Published on Wednesday, February 18, 2026
In August 2025, we announced our sponsorship of the Open Source Initiative and launched Block’s Open Source Public Policy Lab. We set out five principles we believed should guide policy thinking on open source and we promised to back them with substance.
Today, we’re releasing Open Source as Critical Infrastructure, a white paper developed with input from our partner, the Open Source Initiative.
Open source: Block’s past and future
Block’s business has an open source heritage. From foundational infrastructure to the libraries and frameworks used daily in products across the world, software depends on decades of collaborative, open source, development. We’re not unusual in this. An estimated 96% of commercial codebases contain open source elements.
Over time, we’ve given back. OkHttp, our HTTP client for Java and Kotlin, is now the default on Android devices. Bitkey, our self-custody bitcoin wallet’s software, is released under a permissive MIT licence, which allows free use and adaptation. In December 2025, we contributed Goose, our agentic AI framework, to the newly formed Agentic AI Foundation under the Linux Foundation, alongside our founding partners Anthropic and OpenAI. Beyond software, we’re pursuing OpenIP, an evolution in our approach to intellectual property rights informed by open source principles.

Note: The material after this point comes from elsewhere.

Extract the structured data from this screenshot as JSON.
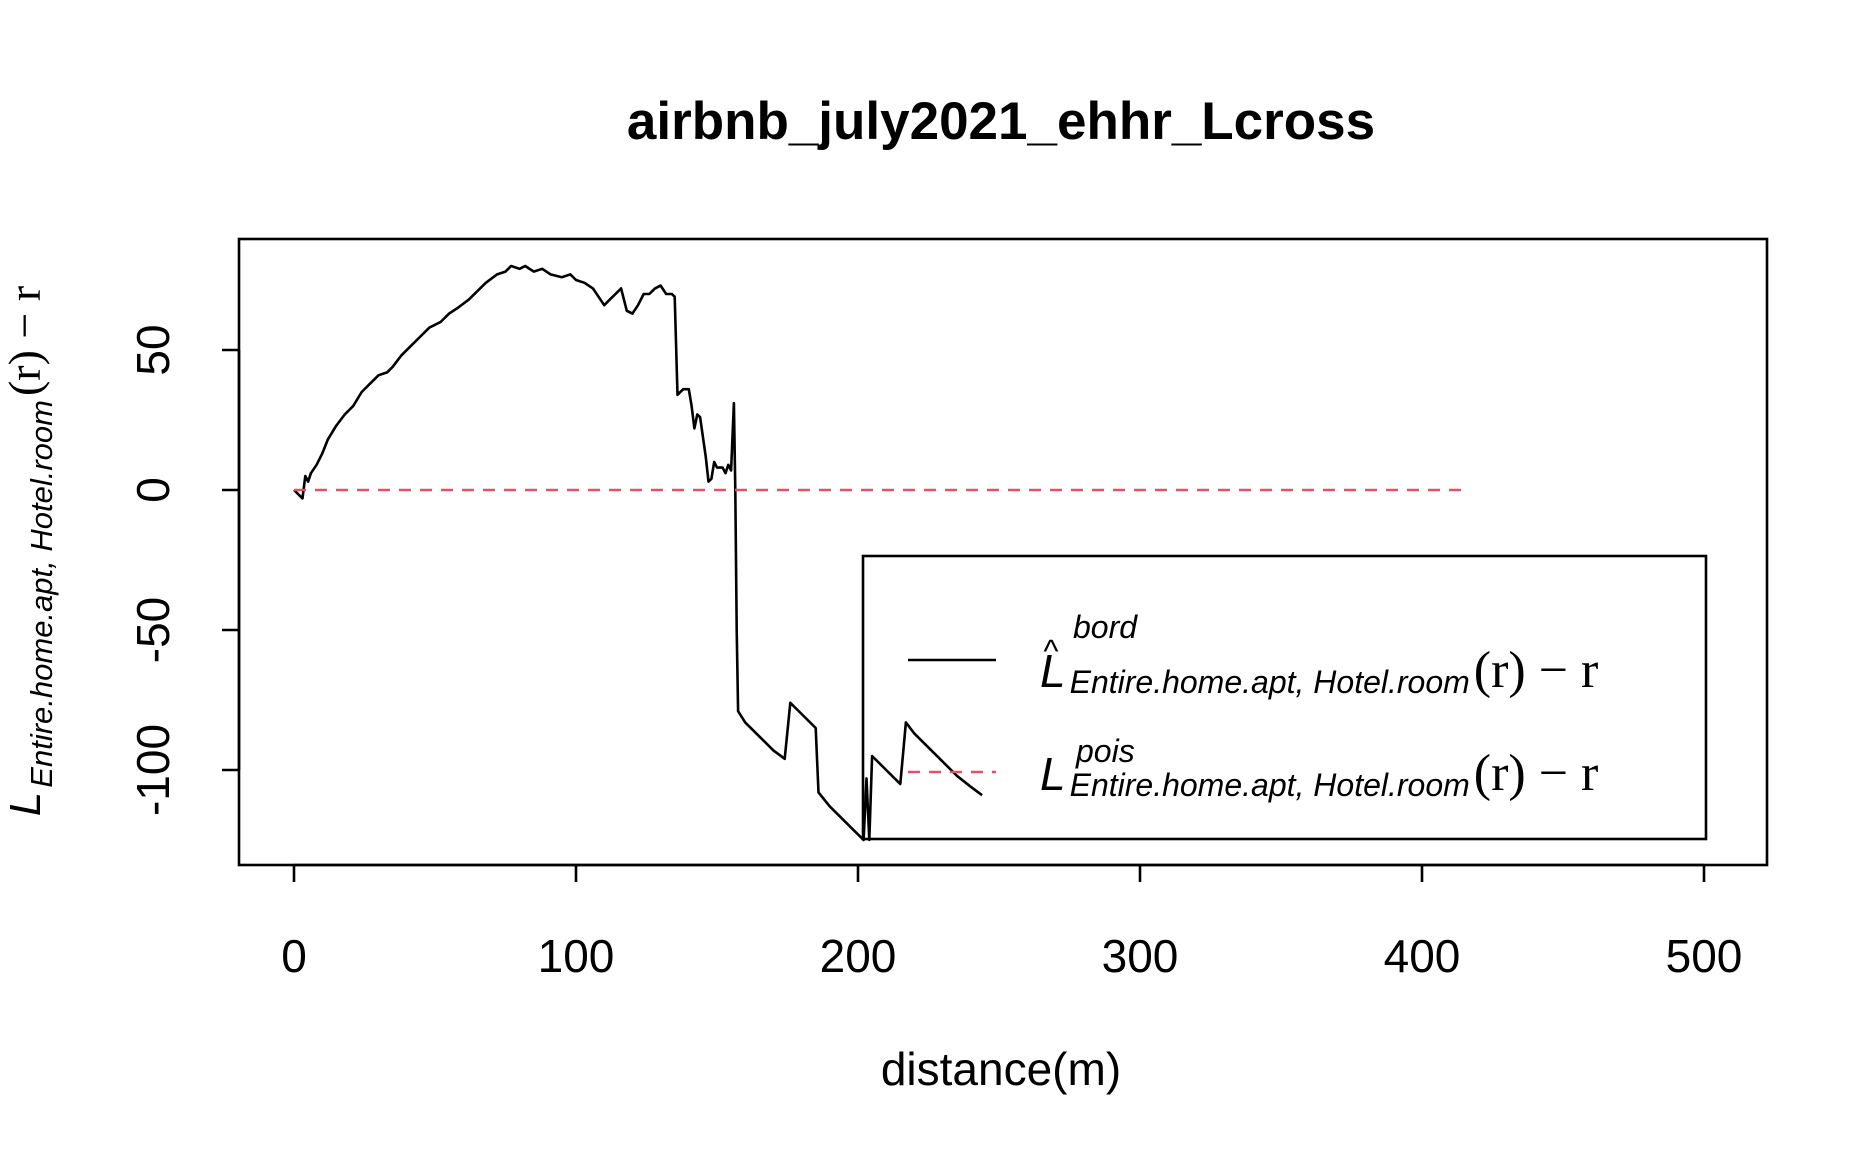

Overcoming the tragedy of the commons
Harvard research estimates open source generates US$8.8 trillion in value annually, against supply-side costs of around $4.15 billion. The same study estimates that just 5% of developers create 96% of that value, most without compensation or institutional support. Everyone benefits, but without coordinated protection, the resource depletes through developer burnout, emergent security vulnerabilities, and project abandonment.
In reflecting on the state of technology, competition and progress, we landed on the idea that open source is critical infrastructure. It powers the tools we use every day and serves as the backbone of the internet. Despite its pivotal role, it remains undervalued in policy circles, poorly understood by regulators, and underfunded compared to the public investment we give things like roads, utilities, and research. The paper makes the case for treating open source as the public good it is.
Some governments have started to act. Germany’s Sovereign Tech Fund has invested €23.5 million in over 60 open source projects since 2022. The EU’s Cyber Resilience Act exempts non-commercial open source from compliance burdens while establishing voluntary security attestation programs. These are promising signals but remain exceptions.
Block’s policy proposals
The paper presents a set of targeted policy proposals for governments and regulators seeking to advance responsible adoption while protecting open source communities:
- Public good investment: Sustainable funding, liability protections for maintainers, and security audits for critical open source projects.
- Standing advisory groups to give policymakers direct access to technical expertise, modelled on precedents the European Commission has used successfully.
- International coordination through bodies like the Financial Stability Board, IOSCO, and the BIS for proportionate, risk-based supervision across jurisdictions.
- Sandbox testing of the kind the UK’s FCA has pioneered, allowing regulators to learn how potential rules might affect open source communities before they’re finalised.
- Regulatory clarity for non-custodial developers who never hold customer funds.
- Procurement reform so open source solutions can compete fairly in government tenders, reducing vendor lock-in.
An invitation
This white paper is a starting point. If you’re a policymaker, regulator, developer, or advocate with a stake in the future of open source, we want to hear from you. Get in touch at opensource@block.xyz.
Open source is a civic resource and a public good. It already powers the digital world. Let’s make sure it’s treated like one.